As The Washington Post reported March 9, businesses are putting out lots of hand sanitizer, but when it comes to workers, there's no guarantee of sick leave.
"Although most Americans say businesses should offer sick pay, at least a dozen states, including Florida and much of the Southeast, have passed legislation since 2011 to block efforts to require medical leave," according to the report. And even in more liberal states that require sick leave, companies get around it by listing their workers as "contractors."
Rick Scott, former Florida governor and now a Republican senator from the state, stated the bare-knuckle rationale when he said as governor that stopping an initiative in Orlando to require sick leave was "essential to ensuring a business-friendly environment."
In a statement to the Post on March 9, Scott said about sick leave in light of the coronavirus, "businesses should have the ability to make the best decisions for their employees."
Perhaps they have that ability. The question, though, is whether business, at its paternalistic best, would choose to do what's best for their employees. Not much of a record exists to suggest that's normally the case.

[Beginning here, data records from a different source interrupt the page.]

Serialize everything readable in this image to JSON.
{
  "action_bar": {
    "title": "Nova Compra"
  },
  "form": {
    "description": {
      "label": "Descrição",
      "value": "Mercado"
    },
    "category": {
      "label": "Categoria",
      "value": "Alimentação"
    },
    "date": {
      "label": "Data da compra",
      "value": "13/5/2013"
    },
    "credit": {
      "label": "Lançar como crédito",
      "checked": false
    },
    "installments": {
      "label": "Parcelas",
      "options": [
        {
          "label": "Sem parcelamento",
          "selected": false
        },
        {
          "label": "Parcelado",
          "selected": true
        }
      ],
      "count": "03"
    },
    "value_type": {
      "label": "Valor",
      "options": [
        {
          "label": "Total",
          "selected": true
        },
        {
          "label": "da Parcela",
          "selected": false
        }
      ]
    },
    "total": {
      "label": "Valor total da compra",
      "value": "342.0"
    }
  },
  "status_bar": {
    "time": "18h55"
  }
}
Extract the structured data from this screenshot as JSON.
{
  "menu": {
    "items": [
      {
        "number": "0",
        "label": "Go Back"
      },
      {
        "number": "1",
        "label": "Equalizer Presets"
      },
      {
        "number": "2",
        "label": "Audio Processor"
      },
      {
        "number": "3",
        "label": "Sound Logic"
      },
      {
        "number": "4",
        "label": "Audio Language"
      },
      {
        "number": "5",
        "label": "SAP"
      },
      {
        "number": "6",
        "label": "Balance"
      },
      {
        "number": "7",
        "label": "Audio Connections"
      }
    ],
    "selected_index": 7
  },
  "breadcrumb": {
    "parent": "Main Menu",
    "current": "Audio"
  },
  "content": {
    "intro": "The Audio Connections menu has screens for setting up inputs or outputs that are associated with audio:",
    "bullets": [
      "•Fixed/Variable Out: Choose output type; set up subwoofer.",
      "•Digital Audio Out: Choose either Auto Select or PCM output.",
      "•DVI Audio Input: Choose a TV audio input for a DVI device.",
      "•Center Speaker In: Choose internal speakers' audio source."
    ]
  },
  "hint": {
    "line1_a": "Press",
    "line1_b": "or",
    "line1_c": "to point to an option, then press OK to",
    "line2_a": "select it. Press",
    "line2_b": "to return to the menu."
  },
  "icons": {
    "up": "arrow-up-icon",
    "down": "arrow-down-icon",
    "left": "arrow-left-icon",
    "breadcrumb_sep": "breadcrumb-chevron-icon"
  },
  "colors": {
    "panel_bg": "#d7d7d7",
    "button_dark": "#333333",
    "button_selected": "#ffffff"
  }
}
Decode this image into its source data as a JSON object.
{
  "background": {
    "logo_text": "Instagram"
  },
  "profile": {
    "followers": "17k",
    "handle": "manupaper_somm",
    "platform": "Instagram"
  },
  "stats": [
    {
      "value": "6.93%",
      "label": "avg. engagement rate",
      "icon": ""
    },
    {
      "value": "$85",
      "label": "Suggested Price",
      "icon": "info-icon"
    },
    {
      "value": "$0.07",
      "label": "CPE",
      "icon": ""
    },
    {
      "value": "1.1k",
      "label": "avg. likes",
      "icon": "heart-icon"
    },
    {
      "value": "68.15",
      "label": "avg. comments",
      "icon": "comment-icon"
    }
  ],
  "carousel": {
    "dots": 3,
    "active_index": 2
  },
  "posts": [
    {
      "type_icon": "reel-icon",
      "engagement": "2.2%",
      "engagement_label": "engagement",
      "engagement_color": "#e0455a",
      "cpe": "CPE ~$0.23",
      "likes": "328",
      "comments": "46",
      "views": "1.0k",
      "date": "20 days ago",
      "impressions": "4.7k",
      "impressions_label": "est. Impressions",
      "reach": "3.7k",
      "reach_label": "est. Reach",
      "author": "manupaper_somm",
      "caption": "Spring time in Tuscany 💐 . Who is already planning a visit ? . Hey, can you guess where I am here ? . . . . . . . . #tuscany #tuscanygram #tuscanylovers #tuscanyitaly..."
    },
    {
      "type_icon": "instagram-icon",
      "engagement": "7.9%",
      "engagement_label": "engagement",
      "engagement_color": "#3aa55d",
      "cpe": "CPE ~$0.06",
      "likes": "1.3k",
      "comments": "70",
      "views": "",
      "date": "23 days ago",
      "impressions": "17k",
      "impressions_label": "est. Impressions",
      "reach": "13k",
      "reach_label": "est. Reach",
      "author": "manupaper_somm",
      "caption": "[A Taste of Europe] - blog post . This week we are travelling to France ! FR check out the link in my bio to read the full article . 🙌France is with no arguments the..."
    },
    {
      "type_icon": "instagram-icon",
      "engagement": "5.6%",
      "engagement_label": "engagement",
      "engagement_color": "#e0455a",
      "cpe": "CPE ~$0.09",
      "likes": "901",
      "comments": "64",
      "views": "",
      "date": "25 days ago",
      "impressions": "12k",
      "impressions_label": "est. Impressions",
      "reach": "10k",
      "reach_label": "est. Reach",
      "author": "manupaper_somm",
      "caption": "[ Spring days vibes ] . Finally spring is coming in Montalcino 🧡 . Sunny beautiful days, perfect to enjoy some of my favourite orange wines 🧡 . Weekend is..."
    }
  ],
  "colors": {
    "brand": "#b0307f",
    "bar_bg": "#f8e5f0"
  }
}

It is no small irony that in a moment when we most need the assurance and support of community, we are advised to avoid others. While we wait, perhaps we can use the down time to consider with gratitude those who labor when there is no crisis, in hidden and unheralded ways, to keep us safe.
Perhaps our brush with uncertainty can also serve as entryway to solidarity with those who live regularly in uncertain and precarious circumstances. Some of us may have to contend with closed schools, altered liturgies, cancelled conferences and vacations and working from home. Consider those who, even when there is no crisis, live on the edge, in the low-wage sector, without voice and dependent on what business might think is best for them.
At a time when the common good becomes paramount and the only entity large enough to accommodate that good is government, we are left to the bumbling of an administration committed to crude diminishment of institutions and to demeaning the role of government.
The contrasts and the deficiencies which might nag around the edges in normal times become glaring in a crisis.